5. Power Outage Party:
– Gather around the guy who can play “Wonderwall” on his acoustic guitar, teach and make up new songs.
– Organize unplugged dance parties and let loose your finest moves.
6. Map training:
– Conduct obstacle courses to practice navigating without GPS, featuring blindfolded “Pin the Tail on the Map” challenges.
7. DIY Delights:
– Explore Pinterest-worthy crafts by reading BOOKS and using materials not dependent on the electricity fairy.
– Make a functional solar charger using just a magnifying glass and a determined stare.
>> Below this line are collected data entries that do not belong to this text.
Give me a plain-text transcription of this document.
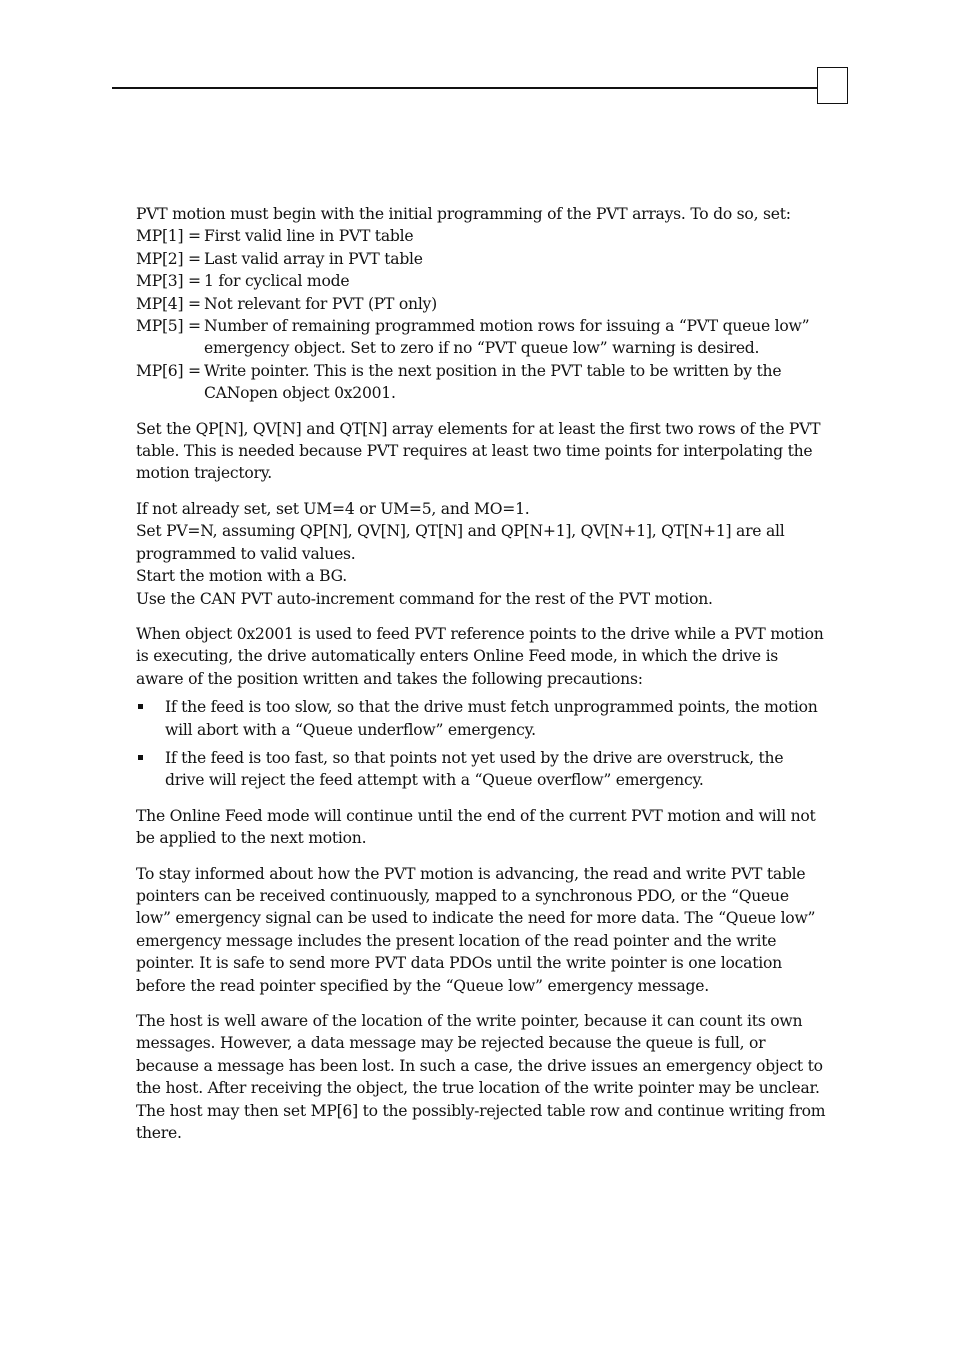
PVT motion must begin with the initial programming of the PVT arrays. To do so, set:

MP[1] = First valid line in PVT table
MP[2] = Last valid array in PVT table
MP[3] = 1 for cyclical mode
MP[4] = Not relevant for PVT (PT only)
MP[5] = Number of remaining programmed motion rows for issuing a “PVT queue low” emergency object. Set to zero if no “PVT queue low” warning is desired.
MP[6] = Write pointer. This is the next position in the PVT table to be written by the CANopen object 0x2001.

Set the QP[N], QV[N] and QT[N] array elements for at least the first two rows of the PVT table. This is needed because PVT requires at least two time points for interpolating the motion trajectory.

If not already set, set UM=4 or UM=5, and MO=1.
Set PV=N, assuming QP[N], QV[N], QT[N] and QP[N+1], QV[N+1], QT[N+1] are all programmed to valid values.
Start the motion with a BG.
Use the CAN PVT auto-increment command for the rest of the PVT motion.

When object 0x2001 is used to feed PVT reference points to the drive while a PVT motion is executing, the drive automatically enters Online Feed mode, in which the drive is aware of the position written and takes the following precautions:

If the feed is too slow, so that the drive must fetch unprogrammed points, the motion will abort with a “Queue underflow” emergency.
If the feed is too fast, so that points not yet used by the drive are overstruck, the drive will reject the feed attempt with a “Queue overflow” emergency.

The Online Feed mode will continue until the end of the current PVT motion and will not be applied to the next motion.

To stay informed about how the PVT motion is advancing, the read and write PVT table pointers can be received continuously, mapped to a synchronous PDO, or the “Queue low” emergency signal can be used to indicate the need for more data. The “Queue low” emergency message includes the present location of the read pointer and the write pointer. It is safe to send more PVT data PDOs until the write pointer is one location before the read pointer specified by the “Queue low” emergency message.

The host is well aware of the location of the write pointer, because it can count its own messages. However, a data message may be rejected because the queue is full, or because a message has been lost. In such a case, the drive issues an emergency object to the host. After receiving the object, the true location of the write pointer may be unclear. The host may then set MP[6] to the possibly-rejected table row and continue writing from there.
What you can charge is beyond me, since nothing technological will work anyway.
8. Innovative Entertainment:
– Challenge the kids to a classic game of “Who Can Roll Down the Hill the Fastest Without Tumbling?”
– Hold an unplugged karaoke night with hairbrush microphones.
9. Fashionable Fitness:
– Introduce the trend of “manual treadmill” workouts – your legs are the motor! (Only attempt after playing and marketing the GPS training.
– Opt for manual push-ups; every push-up charges your imaginary device (cry about imaginary device later).
10. Emergency Aesthetics:
– Customize your emergency kit with glitter glue, stickers, and rainbow duct tape for that extra flair. YASSSS.
– Bedazzle your candles and rustic lanterns for a truly illuminated experience.
Remember, in the spirit of lightheartedness, the goal is to enjoy the process of adapting to a tech-free world and finding humor in the unexpected situations. Most of all, don’t die from Internet withdrawal (I’d definitely miss Internet the most).